DBU aktuell Nr. 3 | 2017

Informationen aus der Fördertätigkeit der Deutschen Bundesstiftung Umwelt

Nach Ansicht des chilenischen Stararchitekten Alejandro Aravena müssen in den kommenden Jahren weltweit rund eine Milliarde Häuser gebaut werden, wenn die Not der von Armut, Migration, Umweltverschmutzung oder Krieg bedrohten Menschen gelindert werden soll.

DBU-Generalsekretär Dr. Heinrich Bottermann ist überzeugt davon, dass dies nicht ohne massiven Einsatz nachwachsender Rohstoffe gehen wird. DBU aktuell unterhielt sich mit ihm über die Bedeutung des Baustoffes Holz.
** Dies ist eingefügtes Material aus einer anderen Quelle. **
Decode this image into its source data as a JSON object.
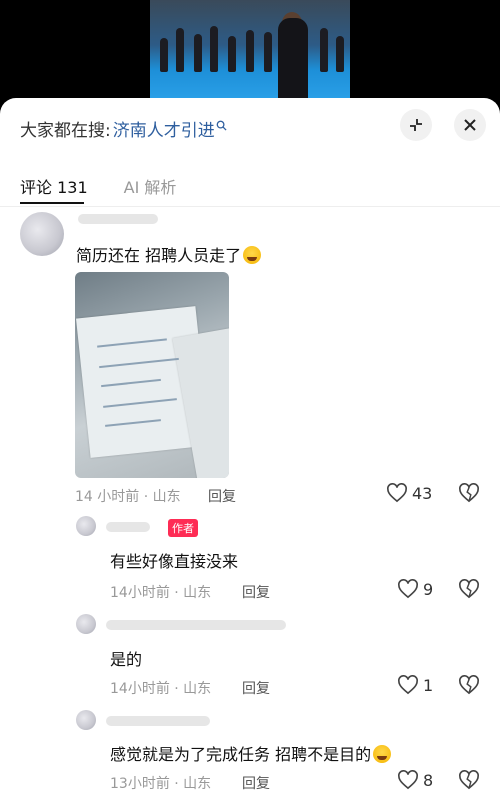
{
  "search": {
    "prefix": "大家都在搜:",
    "term": "济南人才引进"
  },
  "tabs": [
    {
      "label": "评论 131"
    },
    {
      "label": "AI 解析"
    }
  ],
  "comments": [
    {
      "text": "简历还在 招聘人员走了",
      "meta": "14 小时前 · 山东",
      "reply": "回复",
      "likes": "43"
    },
    {
      "text": "有些好像直接没来",
      "meta": "14小时前 · 山东",
      "reply": "回复",
      "likes": "9",
      "badge": "作者"
    },
    {
      "text": "是的",
      "meta": "14小时前 · 山东",
      "reply": "回复",
      "likes": "1"
    },
    {
      "text": "感觉就是为了完成任务 招聘不是目的",
      "meta": "13小时前 · 山东",
      "reply": "回复",
      "likes": "8"
    }
  ],
  "colors": {
    "link": "#2f5f9f",
    "badge": "#fe2c55"
  },
  "icons": [
    "search-icon",
    "collapse-icon",
    "close-icon",
    "heart-icon",
    "broken-heart-icon",
    "emoji-icon"
  ]
}
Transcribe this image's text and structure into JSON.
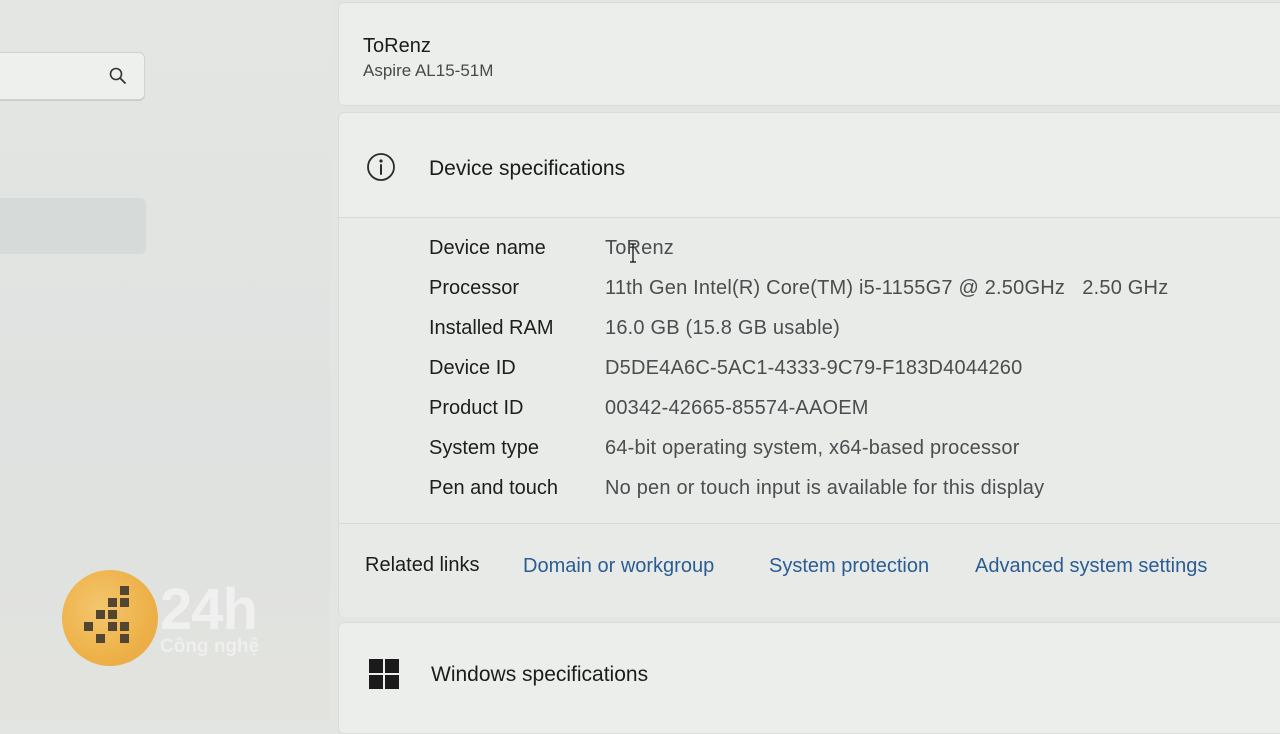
{
  "device": {
    "name": "ToRenz",
    "model": "Aspire AL15-51M"
  },
  "specs": {
    "title": "Device specifications",
    "rows": [
      {
        "label": "Device name",
        "value": "ToRenz"
      },
      {
        "label": "Processor",
        "value": "11th Gen Intel(R) Core(TM) i5-1155G7 @ 2.50GHz   2.50 GHz"
      },
      {
        "label": "Installed RAM",
        "value": "16.0 GB (15.8 GB usable)"
      },
      {
        "label": "Device ID",
        "value": "D5DE4A6C-5AC1-4333-9C79-F183D4044260"
      },
      {
        "label": "Product ID",
        "value": "00342-42665-85574-AAOEM"
      },
      {
        "label": "System type",
        "value": "64-bit operating system, x64-based processor"
      },
      {
        "label": "Pen and touch",
        "value": "No pen or touch input is available for this display"
      }
    ]
  },
  "related_links": {
    "title": "Related links",
    "links": [
      "Domain or workgroup",
      "System protection",
      "Advanced system settings"
    ]
  },
  "windows_specs": {
    "title": "Windows specifications"
  },
  "watermark": {
    "brand": "24h",
    "sub": "Công nghệ"
  },
  "colors": {
    "link": "#2a5d93",
    "accent_watermark": "#f1a92f"
  },
  "icons": [
    "search-icon",
    "info-icon",
    "windows-logo-icon",
    "text-cursor-icon"
  ]
}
DBU aktuell: Herr Bottermann, Sie betonen immer wieder, dass Holz als Baumaterial in Zukunft eine zentrale Rolle spielen muss. Warum?
Dr. Bottermann: Holz weist wegen seiner statischen und bauphysikalischen Eigenschaften ein besonders breites Anwendungsspektrum auf, auch in der Primärkonstruktion eines Gebäudes. Es gibt aber noch eine Reihe anderer Vorteile.
DBU aktuell: Zum Beispiel?
Dr. Bottermann: Stichwort Klimaschutz: Die stoffliche Nutzung des Rohstoffs Holz ist hier ein wichtiger Baustein. Denn durch das Einschlagen des Holzes und den erneuten Aufwuchs wird einerseits das Treibhausgas Kohlendioxid (CO2) gebunden. Andererseits wird durch den langfristigen Verbleib des Holzes das im Bauwerk gebundene CO2 nicht wieder in die Atmosphäre entlassen.
DBU aktuell: Wie stellt sich das im Vergleich zu konventio­neller Massivbauweise dar?
Dr. Bottermann: Im Bereich des Treibhauspotenzials können bis zu 70 % und im Bereich des Primärenergiebedarfs bis zu 50 % eingespart werden, wenn mit Holz gebaut wird. Wenn wir den Holzbau also weiter vorantreiben, entlasten wir das Klima und sparen Energie.
DBU aktuell: Gilt das auch für Altbausanierungen?
Dr. Bottermann: Eindeutig ja: Durch das geringe spezifische Gewicht von Holz bei guter Wärmedämmung können vorgefertigte, hoch wärmedämmende Fassaden vor die Bestandsfassade montiert werden. Dies kann die Sanierung erheblich erleichtern und beschleunigen. Holz ist auch der ideale Partner für Aufstockungen und Anbauten. Denn bei geringen Tragreserven der Bestandsgebäude bringt der Holzbau weniger Lasten ein; dadurch wird eine Aufstockung in vielen Fällen erst möglich. Hierzu sind allerdings weitere Forschungs- und Entwicklungsleistungen im Holzbau notwendig. Die sollten dann praxisnah angewandt, evaluiert und Dritten zur Verfügung gestellt werden.
DBU aktuell: Das sind in der Tat überzeugend klingende Vorteile auch für den Altbau. Gibt es für Neukonstruktionen noch weitere Pluspunkte?
Dr. Bottermann: Im Neubaubereich stellt die Vorfertigung einen enormen Vorteil dar. Dadurch wird es möglich, Bauteile hochwertig weiter- und wiederzuverwenden und Baustoff-Kreisläufe zu schließen.
DBU aktuell: Wie sieht es mit der Verfügbarkeit des Bau­stoffes Holz aus?
Dr. Bottermann: Wissenschaftliche Arbeiten belegen, dass bereits ein Drittel des jährlichen Holzeinschlages in Deutschland ausreichen würde, um hier sämtliche Neubauten in Holzbauweise zu erstellen. Das Potenzial ist also vorhanden!
DBU aktuell: Dann fragt man sich, warum nicht mehr in Holzbauweise entsteht.
Dr. Bottermann: Hierfür gibt es viele Gründe: Neues wird skeptisch gesehen, vielerorts fehlt ausreichendes Fachwissen. Manchmal liegt es auch nur daran, dass Dienst nach Vorschrift gemacht wird.
DBU aktuell: Wie will die DBU hier gegensteuern?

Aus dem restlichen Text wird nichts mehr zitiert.